Pakistan’s efforts to stabilise Taliban’s previous bastions after their defeat and enable civil administration to take over charge are succeeding. Analysts believe clear, hold, build and transfer of authority to civil administration completes a successful counterinsurgency strategy. In most of the districts in Malakand division, according to officials, the government is working on the last phase: transfer of authority to local administration.
The military plans to hand over Malakand Agency, a district that was relatively less affected by militancy but held significance for being gateway to the highland Malakand division. “We may transfer authority to the civil administration in Malakand Agency by the end of this year,” said Col Arif Mehmood, spokesman for the military in the Malakand region.
It will become the third district where authority is transferred to the civil administration. Shangla and Buner districts, according to the official, had already been handed over to civil administration in April and May 2011.
Pakistan conducted massive military offensives in mid-2009 to quell Taliban insurgency in Swat, Buner, Shangla, Lower Dir, Malakand Agency. For two to three years, the army’s strategy focused on consolidating hold in the regained areas and preventing Taliban from staging a comeback, along with undertaking reconstruction of infrastructure and rehabilitation of affected people.
Nevertheless, many believe, the army’s victory would be determined by successful transfer of authority in Swat, the valley where militant commander Maulana Fazlullah was based and the area from where he directed Taliban franchises in surrounding districts. Three years after it conducted a massive offensive, the military still maintains a huge presence in the valley.

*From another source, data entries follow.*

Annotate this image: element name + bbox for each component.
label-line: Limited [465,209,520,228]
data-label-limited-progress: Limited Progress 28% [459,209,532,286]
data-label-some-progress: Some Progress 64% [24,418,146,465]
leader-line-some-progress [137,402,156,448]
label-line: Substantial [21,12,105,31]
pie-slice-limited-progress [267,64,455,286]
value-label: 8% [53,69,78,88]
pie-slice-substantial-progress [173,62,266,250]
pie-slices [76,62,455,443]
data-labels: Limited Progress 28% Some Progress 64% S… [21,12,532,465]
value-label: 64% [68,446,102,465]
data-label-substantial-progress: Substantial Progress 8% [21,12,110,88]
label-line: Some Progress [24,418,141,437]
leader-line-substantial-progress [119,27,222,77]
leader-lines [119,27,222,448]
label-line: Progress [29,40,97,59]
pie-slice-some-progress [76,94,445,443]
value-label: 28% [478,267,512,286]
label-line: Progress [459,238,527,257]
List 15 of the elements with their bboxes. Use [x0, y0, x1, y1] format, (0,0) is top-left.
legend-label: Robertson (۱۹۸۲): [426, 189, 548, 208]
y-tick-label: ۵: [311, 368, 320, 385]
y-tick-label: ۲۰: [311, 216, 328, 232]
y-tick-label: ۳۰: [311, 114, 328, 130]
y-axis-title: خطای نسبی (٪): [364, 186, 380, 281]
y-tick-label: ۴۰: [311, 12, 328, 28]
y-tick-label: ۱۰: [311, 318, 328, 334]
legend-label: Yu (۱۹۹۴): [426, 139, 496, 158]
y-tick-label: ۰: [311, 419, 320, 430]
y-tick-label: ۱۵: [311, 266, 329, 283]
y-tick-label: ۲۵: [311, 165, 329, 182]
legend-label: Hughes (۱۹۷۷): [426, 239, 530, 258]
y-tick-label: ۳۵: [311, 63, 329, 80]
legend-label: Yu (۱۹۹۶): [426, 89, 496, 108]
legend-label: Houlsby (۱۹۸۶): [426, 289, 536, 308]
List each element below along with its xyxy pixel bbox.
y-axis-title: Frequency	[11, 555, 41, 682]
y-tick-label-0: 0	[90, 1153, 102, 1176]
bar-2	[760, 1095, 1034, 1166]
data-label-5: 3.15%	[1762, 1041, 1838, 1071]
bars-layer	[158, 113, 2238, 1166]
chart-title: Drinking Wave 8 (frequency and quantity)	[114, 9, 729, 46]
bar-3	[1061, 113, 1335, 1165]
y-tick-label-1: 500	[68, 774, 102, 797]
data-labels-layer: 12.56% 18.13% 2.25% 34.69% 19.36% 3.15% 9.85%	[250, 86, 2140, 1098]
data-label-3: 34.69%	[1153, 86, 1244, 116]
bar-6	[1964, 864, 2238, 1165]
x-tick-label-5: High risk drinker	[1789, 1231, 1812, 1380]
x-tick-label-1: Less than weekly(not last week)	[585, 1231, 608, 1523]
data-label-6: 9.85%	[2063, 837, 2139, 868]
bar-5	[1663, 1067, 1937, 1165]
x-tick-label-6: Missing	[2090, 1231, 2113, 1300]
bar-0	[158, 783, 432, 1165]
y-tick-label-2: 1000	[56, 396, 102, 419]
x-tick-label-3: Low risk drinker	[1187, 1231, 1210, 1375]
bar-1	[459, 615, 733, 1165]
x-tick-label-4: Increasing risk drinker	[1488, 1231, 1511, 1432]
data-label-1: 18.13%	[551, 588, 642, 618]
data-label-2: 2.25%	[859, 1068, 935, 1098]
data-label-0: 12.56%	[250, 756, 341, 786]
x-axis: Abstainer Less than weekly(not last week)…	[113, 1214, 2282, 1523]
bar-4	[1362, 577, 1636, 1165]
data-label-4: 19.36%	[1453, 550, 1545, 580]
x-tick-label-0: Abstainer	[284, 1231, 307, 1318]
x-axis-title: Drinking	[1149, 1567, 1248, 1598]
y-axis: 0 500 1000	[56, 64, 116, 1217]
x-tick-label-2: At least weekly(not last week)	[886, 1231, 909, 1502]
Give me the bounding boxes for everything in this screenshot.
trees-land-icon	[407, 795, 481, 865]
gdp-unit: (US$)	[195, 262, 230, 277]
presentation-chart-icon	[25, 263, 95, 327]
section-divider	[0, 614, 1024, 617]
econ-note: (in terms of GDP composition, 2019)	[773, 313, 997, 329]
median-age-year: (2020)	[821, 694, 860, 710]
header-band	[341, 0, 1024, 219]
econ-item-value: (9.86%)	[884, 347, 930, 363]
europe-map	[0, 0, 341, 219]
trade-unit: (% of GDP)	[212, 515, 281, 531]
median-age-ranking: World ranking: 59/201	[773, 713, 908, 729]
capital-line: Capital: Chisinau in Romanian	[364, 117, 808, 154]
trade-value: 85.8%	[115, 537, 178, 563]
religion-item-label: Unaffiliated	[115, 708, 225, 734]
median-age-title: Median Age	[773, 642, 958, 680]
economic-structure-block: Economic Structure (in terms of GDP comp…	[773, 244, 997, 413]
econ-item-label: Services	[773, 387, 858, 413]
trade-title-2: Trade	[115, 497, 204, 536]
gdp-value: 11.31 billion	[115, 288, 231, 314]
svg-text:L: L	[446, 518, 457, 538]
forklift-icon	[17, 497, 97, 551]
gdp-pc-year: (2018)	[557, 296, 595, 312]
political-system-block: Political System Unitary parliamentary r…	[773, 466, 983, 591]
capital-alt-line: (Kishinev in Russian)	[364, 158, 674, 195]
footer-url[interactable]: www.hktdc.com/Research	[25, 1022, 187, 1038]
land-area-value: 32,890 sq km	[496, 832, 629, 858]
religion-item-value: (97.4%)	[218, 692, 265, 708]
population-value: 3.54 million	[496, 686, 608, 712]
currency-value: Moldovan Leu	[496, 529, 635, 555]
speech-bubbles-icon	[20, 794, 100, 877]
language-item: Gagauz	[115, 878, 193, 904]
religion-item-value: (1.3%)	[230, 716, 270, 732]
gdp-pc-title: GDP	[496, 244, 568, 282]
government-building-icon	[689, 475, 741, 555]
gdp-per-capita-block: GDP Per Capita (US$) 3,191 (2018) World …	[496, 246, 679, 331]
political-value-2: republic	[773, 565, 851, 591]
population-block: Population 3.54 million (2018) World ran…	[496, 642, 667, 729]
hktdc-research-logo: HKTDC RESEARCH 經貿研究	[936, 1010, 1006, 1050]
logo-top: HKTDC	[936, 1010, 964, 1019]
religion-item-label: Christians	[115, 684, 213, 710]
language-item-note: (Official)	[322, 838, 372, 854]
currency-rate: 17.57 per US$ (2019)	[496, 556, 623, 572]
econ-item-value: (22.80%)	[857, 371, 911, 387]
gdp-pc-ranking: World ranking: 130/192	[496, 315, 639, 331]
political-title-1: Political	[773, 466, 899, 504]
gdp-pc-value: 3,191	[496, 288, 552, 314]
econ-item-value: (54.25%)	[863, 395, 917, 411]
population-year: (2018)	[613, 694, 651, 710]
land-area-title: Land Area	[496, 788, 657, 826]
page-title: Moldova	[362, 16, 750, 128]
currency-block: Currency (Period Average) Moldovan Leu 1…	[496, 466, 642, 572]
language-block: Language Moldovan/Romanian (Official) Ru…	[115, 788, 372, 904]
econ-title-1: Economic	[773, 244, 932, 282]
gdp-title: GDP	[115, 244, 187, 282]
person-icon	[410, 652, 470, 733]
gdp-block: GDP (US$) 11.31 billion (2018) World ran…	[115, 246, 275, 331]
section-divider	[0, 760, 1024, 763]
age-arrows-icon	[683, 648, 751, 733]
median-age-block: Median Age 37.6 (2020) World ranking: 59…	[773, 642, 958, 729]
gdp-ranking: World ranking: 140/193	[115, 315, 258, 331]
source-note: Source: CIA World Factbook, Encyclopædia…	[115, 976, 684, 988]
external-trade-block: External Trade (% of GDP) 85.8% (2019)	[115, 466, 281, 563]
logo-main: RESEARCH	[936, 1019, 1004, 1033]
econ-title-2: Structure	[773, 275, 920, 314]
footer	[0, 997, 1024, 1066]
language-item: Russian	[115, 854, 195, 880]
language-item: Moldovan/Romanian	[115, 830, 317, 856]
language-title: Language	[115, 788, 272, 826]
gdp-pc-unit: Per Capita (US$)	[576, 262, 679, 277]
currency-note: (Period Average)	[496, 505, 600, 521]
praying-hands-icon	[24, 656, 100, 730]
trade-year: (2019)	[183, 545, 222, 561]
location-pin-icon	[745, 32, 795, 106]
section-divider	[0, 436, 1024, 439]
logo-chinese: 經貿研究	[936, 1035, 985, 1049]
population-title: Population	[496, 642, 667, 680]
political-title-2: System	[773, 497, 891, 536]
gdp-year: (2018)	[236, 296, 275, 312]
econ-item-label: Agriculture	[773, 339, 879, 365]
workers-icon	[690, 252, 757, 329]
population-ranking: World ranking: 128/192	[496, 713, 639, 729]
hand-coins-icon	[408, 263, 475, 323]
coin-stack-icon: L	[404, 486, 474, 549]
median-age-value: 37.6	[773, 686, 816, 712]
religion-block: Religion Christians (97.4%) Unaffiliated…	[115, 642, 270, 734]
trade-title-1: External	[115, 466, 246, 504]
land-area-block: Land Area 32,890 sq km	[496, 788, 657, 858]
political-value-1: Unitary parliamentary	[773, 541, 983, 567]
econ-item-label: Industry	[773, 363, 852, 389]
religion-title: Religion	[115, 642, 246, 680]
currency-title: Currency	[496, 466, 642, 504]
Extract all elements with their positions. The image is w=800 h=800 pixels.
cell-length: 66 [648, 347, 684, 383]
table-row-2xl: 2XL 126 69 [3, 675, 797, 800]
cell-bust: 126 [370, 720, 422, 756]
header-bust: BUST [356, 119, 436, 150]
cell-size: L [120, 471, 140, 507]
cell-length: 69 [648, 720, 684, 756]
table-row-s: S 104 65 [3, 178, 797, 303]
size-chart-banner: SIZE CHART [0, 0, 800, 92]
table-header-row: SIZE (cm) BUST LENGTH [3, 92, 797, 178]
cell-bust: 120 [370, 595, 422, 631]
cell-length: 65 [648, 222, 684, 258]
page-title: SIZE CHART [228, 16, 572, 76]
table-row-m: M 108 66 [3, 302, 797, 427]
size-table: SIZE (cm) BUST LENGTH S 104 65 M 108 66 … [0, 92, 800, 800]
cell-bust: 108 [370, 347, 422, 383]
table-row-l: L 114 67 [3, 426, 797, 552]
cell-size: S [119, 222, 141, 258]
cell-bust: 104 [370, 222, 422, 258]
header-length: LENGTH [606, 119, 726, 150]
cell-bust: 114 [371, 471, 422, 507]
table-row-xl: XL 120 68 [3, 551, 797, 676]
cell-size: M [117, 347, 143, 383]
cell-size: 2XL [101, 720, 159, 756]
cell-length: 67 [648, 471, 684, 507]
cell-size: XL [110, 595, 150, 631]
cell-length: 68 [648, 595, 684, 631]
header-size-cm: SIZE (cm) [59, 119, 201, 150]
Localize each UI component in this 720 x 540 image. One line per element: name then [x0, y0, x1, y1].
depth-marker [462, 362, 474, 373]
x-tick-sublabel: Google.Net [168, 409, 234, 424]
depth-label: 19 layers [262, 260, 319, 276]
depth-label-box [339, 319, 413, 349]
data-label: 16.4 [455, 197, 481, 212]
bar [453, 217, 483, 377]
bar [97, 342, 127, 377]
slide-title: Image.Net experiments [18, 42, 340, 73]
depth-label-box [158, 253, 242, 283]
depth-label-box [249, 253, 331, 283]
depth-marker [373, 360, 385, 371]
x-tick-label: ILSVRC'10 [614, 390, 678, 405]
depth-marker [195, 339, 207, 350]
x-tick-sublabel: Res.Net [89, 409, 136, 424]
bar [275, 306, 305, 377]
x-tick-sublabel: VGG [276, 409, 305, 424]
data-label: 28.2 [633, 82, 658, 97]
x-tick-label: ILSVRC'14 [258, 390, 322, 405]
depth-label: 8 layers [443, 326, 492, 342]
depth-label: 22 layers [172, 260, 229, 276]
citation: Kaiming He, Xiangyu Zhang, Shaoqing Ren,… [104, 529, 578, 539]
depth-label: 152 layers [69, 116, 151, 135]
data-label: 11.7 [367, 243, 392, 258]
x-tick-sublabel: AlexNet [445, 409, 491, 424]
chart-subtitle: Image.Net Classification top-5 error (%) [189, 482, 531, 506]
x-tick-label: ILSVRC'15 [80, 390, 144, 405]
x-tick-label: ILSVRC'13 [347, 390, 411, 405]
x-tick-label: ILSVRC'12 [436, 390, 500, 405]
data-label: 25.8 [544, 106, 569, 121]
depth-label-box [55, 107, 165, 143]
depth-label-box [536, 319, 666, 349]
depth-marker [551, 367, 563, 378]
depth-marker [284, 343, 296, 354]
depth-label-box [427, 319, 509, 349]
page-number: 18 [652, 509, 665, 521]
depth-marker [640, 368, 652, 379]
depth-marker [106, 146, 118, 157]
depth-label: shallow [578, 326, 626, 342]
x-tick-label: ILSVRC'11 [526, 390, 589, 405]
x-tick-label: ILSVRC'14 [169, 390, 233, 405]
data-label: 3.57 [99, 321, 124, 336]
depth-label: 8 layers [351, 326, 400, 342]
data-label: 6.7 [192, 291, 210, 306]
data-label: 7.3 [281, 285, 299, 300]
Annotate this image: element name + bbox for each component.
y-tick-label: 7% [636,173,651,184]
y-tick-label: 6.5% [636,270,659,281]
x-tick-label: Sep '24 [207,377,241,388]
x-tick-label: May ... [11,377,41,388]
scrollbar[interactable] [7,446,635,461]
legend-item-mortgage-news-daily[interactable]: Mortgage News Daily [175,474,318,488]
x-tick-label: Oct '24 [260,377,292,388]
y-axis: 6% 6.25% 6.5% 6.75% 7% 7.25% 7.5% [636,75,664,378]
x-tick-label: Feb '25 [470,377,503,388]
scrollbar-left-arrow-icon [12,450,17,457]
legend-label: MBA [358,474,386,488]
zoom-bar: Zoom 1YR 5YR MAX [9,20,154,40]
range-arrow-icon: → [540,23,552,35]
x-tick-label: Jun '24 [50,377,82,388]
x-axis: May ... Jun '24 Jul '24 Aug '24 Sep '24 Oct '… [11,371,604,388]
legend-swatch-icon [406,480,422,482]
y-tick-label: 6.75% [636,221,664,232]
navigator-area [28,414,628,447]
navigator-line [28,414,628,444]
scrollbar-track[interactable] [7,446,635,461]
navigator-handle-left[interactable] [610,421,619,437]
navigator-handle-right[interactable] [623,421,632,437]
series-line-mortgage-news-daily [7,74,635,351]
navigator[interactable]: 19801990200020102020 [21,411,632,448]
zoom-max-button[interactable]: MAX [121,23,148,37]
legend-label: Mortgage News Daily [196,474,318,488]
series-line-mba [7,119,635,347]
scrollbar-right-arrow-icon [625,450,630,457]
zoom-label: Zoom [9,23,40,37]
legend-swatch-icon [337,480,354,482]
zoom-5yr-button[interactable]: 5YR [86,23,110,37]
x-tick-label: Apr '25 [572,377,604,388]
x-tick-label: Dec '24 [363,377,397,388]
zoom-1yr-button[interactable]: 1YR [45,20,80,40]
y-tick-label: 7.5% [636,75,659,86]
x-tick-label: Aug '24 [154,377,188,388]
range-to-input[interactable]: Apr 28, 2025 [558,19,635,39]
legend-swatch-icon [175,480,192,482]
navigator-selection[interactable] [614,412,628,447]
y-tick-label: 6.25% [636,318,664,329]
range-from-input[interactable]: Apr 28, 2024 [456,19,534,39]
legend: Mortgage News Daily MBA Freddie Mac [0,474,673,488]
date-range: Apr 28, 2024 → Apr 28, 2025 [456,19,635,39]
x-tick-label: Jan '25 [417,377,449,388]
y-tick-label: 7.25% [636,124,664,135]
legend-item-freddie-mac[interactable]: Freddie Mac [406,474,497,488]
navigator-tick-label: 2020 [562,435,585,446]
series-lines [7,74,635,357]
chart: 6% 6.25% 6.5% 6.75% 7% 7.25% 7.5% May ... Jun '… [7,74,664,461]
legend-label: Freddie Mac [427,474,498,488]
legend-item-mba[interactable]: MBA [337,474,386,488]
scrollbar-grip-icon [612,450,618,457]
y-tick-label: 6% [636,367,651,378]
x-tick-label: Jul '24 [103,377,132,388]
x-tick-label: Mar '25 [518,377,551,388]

However, army is gradually reducing its footprints in Swat. On March 1 this year, it handed over responsibility of running affairs, including security, to the local administration in Bahrain and Kalam, two main towns and tourist destinations in the north of the valley.
Officials said the civil administration’s performance after reassuming charge in Bahrain-Kalam area was encouraging. “Civil machinery in Bahrain and Kalam is fully operating, looking after security and civic issues,” said Kamran Rehman, the district coordination officer of Swat.Gul Afzal, the district police chief in Swat, said affairs of the transferred areas were “totally” run by the civilians. He said the checkpoints on the road were administered by police.
Some think otherwise. Quwwat Khan in Kalam and Ihsanullah in Bahrain said army soldiers still manned checkpoints along with police officials, though other affairs were managed by the civil administration. This correspondent observed that at least 10 checkpoints operated from Mingora to Kalam just before Ramazan and the army was supervising all of them, including the one in the remote Matiltan area in Kalam.
However, military and civilian officials said the troops were there on request to assist local administration for the Kalam festival. “The security forces still conduct, with our permission, raids against terrorists. However, they don’t interfere in crimes related issues,” the DCO said of the army’s existing role.
Col Arif said the army soldiers in the area would act only on the call of the police as part of an effort to back up civil administration. The improvement in the situation has given the administration officials confidence and it showed willingness to take over charge of the entire Swat valley. “In consultation with the barmy, we are ready and capable of reassuming charge in Swat, including security, on a mutually-agreed future date,” said DCO Kamran Rehman. The district police chief also agrees but favours a gradual transfer of authority to the local setup.
According to the DCO, Swat has 3,200-plus police force, 17 police stations and a new Levies Force of 500 personnel which gives them confidence that they could better control the district. Swat largely remained peaceful since early 2010 but Maulana Fazlullah and his armed supporters are now increasingly menacing peace in the valley. Based in Afghanistan’s Kunar and Kohistan provinces, action against him men has become a catch-22 situation for Pakistan Army, making the threat this time more complicated.
On Friday, his group attacked hotelier Zahid Khan and severely injured him in the head. He is member of the anti-Taliban Swat Quami Jirga (SQJ) who fearlessly spoke against Maulana Fazlullah when he held sway in Swat. The incident troubled people, particularly other anti-militant voices.
“There is a gap between people and the army that could not be bridged during the last several years. Ideally we would want the authority transferred to the civil administration but the ground reality doesn’t suggest so,” said Ziauddin Yousafzai, who is spokesman for the SQJ.